Humans (and all other eukaryotes) have 80S ribosomes (with a 60S and 40S subunit), which are made of 4 ribosomal RNA (rRNA) molecules and 82 proteins. Prokaryotes in contrast have 70S ribosomes (with a 50S and a 30S subunit)
In order to translate mRNA to a protein, we need to convert the 4 base ‘DNA language’ to the 20 amino acid ‘protein language’ – this conversion is done through the use of tRNA.
mRNA is read at a ribosome 3 bases at a time; each set of 3 bases is called a codon. The specific set of 3 bases in the codon codes for a single specific amino acid e.g. UAC codes for tyrosine (see the diagram below).
Figure: By moving from the centre of the wheel to the edge it can be determined which amino acid is coded for by a sequence of bases in a codon.
Creative commons source by Mouagip (talk) [CC BY-SA 4.0 (https://creativecommons.org/licenses/by-sa/4.0)]
As you can see from the above image, the triplet AUG on mRNA codes for methionine, which is always the first amino acid in any polypeptide chain. The following triplets on mRNA are then read, and the corresponding amino acids are added to the chain until a stop codon is reached. A stop codon is coded by either: UAA, UAG, or UGA. Stop is of course not the name of an amino acid but instead instructs the ribosome to release the finished polypeptide strand.
Figure: Shows the clover model of tRNA molecule with the anticodon is labelled
Creative commons source by Yersinia~commonswiki, edited by Joshua Sturgeon [CC BY-SA 4.0 (https://creativecommons.org/licenses/by-sa/4.0)]
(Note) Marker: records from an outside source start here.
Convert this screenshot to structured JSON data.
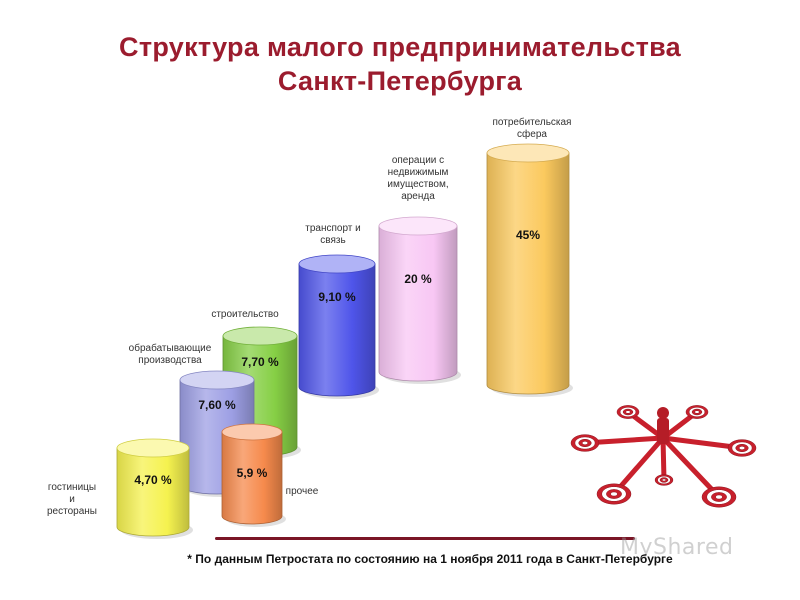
{
  "title": {
    "line1": "Структура малого предпринимательства",
    "line2": "Санкт-Петербурга"
  },
  "footnote": "* По данным Петростата по состоянию на 1 ноября 2011 года в Санкт-Петербурге",
  "watermark": "MyShared",
  "chart_data": {
    "type": "bar",
    "categories": [
      "гостиницы и рестораны",
      "обрабатывающие производства",
      "строительство",
      "транспорт и связь",
      "операции с недвижимым имуществом, аренда",
      "потребительская сфера",
      "прочее"
    ],
    "values": [
      4.7,
      7.6,
      7.7,
      9.1,
      20,
      45,
      5.9
    ],
    "value_labels": [
      "4,70 %",
      "7,60 %",
      "7,70 %",
      "9,10 %",
      "20 %",
      "45%",
      "5,9 %"
    ],
    "label_lines": [
      [
        "гостиницы",
        "и",
        "рестораны"
      ],
      [
        "обрабатывающие",
        "производства"
      ],
      [
        "строительство"
      ],
      [
        "транспорт и",
        "связь"
      ],
      [
        "операции с",
        "недвижимым",
        "имуществом,",
        "аренда"
      ],
      [
        "потребительская",
        "сфера"
      ],
      [
        "прочее"
      ]
    ],
    "colors": [
      "#f5f24f",
      "#9d9fe4",
      "#86cf45",
      "#4f55ea",
      "#f8c7f4",
      "#fbc95e",
      "#f68a4c"
    ],
    "unit": "%"
  }
}
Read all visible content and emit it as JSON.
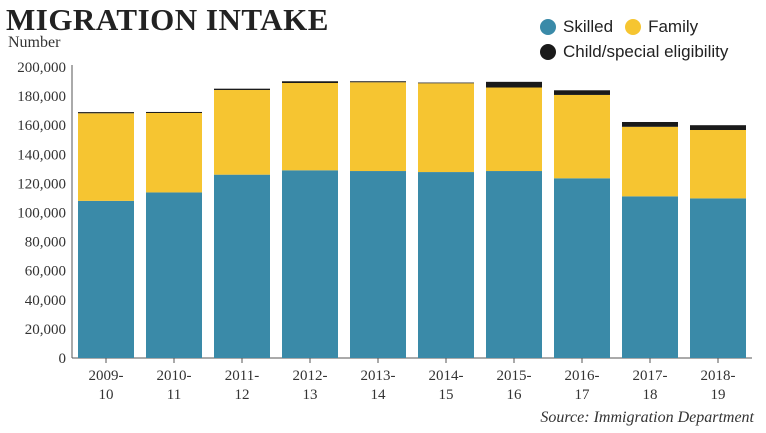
{
  "title": "MIGRATION INTAKE",
  "source": "Source: Immigration Department",
  "chart_data": {
    "type": "bar",
    "stacked": true,
    "title": "MIGRATION INTAKE",
    "ylabel": "Number",
    "xlabel": "",
    "ylim": [
      0,
      200000
    ],
    "yticks": [
      0,
      20000,
      40000,
      60000,
      80000,
      100000,
      120000,
      140000,
      160000,
      180000,
      200000
    ],
    "ytick_labels": [
      "0",
      "20,000",
      "40,000",
      "60,000",
      "80,000",
      "100,000",
      "120,000",
      "140,000",
      "160,000",
      "180,000",
      "200,000"
    ],
    "categories": [
      [
        "2009-",
        "10"
      ],
      [
        "2010-",
        "11"
      ],
      [
        "2011-",
        "12"
      ],
      [
        "2012-",
        "13"
      ],
      [
        "2013-",
        "14"
      ],
      [
        "2014-",
        "15"
      ],
      [
        "2015-",
        "16"
      ],
      [
        "2016-",
        "17"
      ],
      [
        "2017-",
        "18"
      ],
      [
        "2018-",
        "19"
      ]
    ],
    "series": [
      {
        "name": "Skilled",
        "color": "#3a8aa8",
        "values": [
          108000,
          113800,
          126000,
          129000,
          128500,
          127800,
          128500,
          123500,
          111100,
          109700
        ]
      },
      {
        "name": "Family",
        "color": "#f6c531",
        "values": [
          60200,
          54600,
          58200,
          60000,
          61000,
          61000,
          57400,
          57300,
          47800,
          47000
        ]
      },
      {
        "name": "Child/special eligibility",
        "color": "#1a1a1a",
        "values": [
          800,
          700,
          900,
          1200,
          700,
          500,
          3900,
          3200,
          3300,
          3300
        ]
      }
    ],
    "legend": "top-right"
  }
}
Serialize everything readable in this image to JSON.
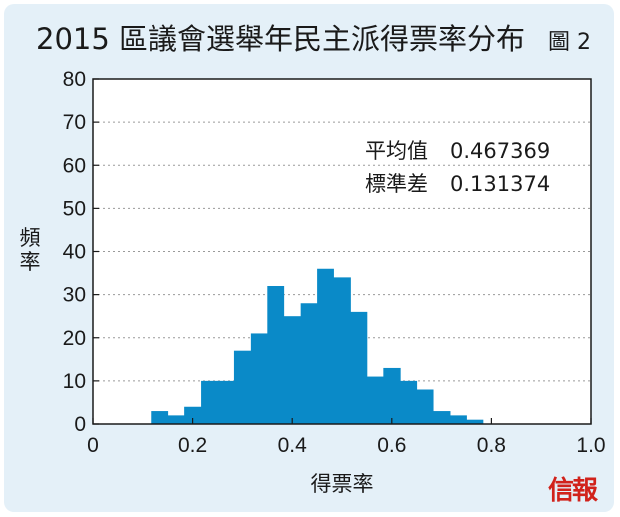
{
  "title": "2015 區議會選舉年民主派得票率分布",
  "figure_label": "圖 2",
  "brand": "信報",
  "stats": {
    "mean_label": "平均值",
    "mean_value": "0.467369",
    "sd_label": "標準差",
    "sd_value": "0.131374"
  },
  "chart_data": {
    "type": "bar",
    "subtype": "histogram",
    "title": "2015 區議會選舉年民主派得票率分布",
    "xlabel": "得票率",
    "ylabel": "頻率",
    "xlim": [
      0,
      1.0
    ],
    "ylim": [
      0,
      80
    ],
    "x_ticks": [
      0,
      0.2,
      0.4,
      0.6,
      0.8,
      1.0
    ],
    "x_tick_labels": [
      "0",
      "0.2",
      "0.4",
      "0.6",
      "0.8",
      "1.0"
    ],
    "y_ticks": [
      0,
      10,
      20,
      30,
      40,
      50,
      60,
      70,
      80
    ],
    "y_tick_labels": [
      "0",
      "10",
      "20",
      "30",
      "40",
      "50",
      "60",
      "70",
      "80"
    ],
    "grid": true,
    "bar_color": "#0a8ac8",
    "bins": [
      {
        "start": 0.117,
        "end": 0.15,
        "value": 3
      },
      {
        "start": 0.15,
        "end": 0.183,
        "value": 2
      },
      {
        "start": 0.183,
        "end": 0.217,
        "value": 4
      },
      {
        "start": 0.217,
        "end": 0.25,
        "value": 10
      },
      {
        "start": 0.25,
        "end": 0.283,
        "value": 10
      },
      {
        "start": 0.283,
        "end": 0.317,
        "value": 17
      },
      {
        "start": 0.317,
        "end": 0.35,
        "value": 21
      },
      {
        "start": 0.35,
        "end": 0.383,
        "value": 32
      },
      {
        "start": 0.383,
        "end": 0.417,
        "value": 25
      },
      {
        "start": 0.417,
        "end": 0.45,
        "value": 28
      },
      {
        "start": 0.45,
        "end": 0.483,
        "value": 36
      },
      {
        "start": 0.483,
        "end": 0.517,
        "value": 34
      },
      {
        "start": 0.517,
        "end": 0.55,
        "value": 26
      },
      {
        "start": 0.55,
        "end": 0.583,
        "value": 11
      },
      {
        "start": 0.583,
        "end": 0.617,
        "value": 13
      },
      {
        "start": 0.617,
        "end": 0.65,
        "value": 10
      },
      {
        "start": 0.65,
        "end": 0.683,
        "value": 8
      },
      {
        "start": 0.683,
        "end": 0.717,
        "value": 3
      },
      {
        "start": 0.717,
        "end": 0.75,
        "value": 2
      },
      {
        "start": 0.75,
        "end": 0.783,
        "value": 1
      }
    ]
  }
}
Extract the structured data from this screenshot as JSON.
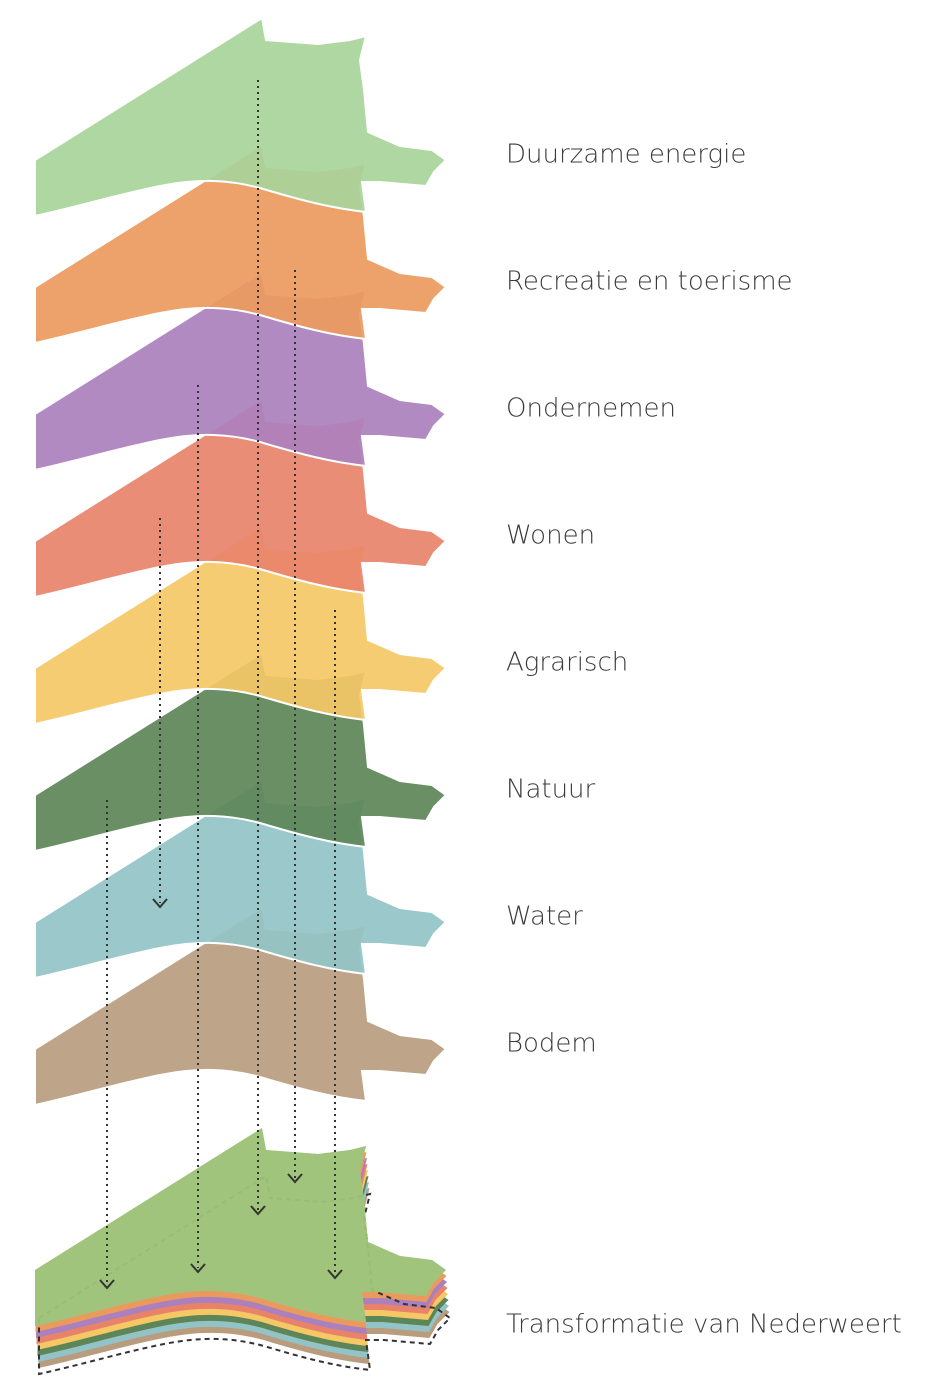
{
  "layers": [
    {
      "label": "Duurzame energie"
    },
    {
      "label": "Recreatie en toerisme"
    },
    {
      "label": "Ondernemen"
    },
    {
      "label": "Wonen"
    },
    {
      "label": "Agrarisch"
    },
    {
      "label": "Natuur"
    },
    {
      "label": "Water"
    },
    {
      "label": "Bodem"
    }
  ],
  "result": {
    "label": "Transformatie van Nederweert"
  }
}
Above is the clover model of tRNA. The anticodon is a three base long section on the tRNA molecule. It is called an anticodon as it is complimentary to a specific codon on the mRNA strand being translated– this is what allows the translation from the ‘DNA language’ to ‘protein language’. tRNA moves towards the mRNA-ribosome complex and brings with it a specific amino acid. The codon on mRNA is ‘recognised’ by the tRNA anticodon, and the attached amino acid is held in place. A peptide bond then forms between this new delivered amino acid, and the previous one in the protein chain. This process continues until a stop codon is reached.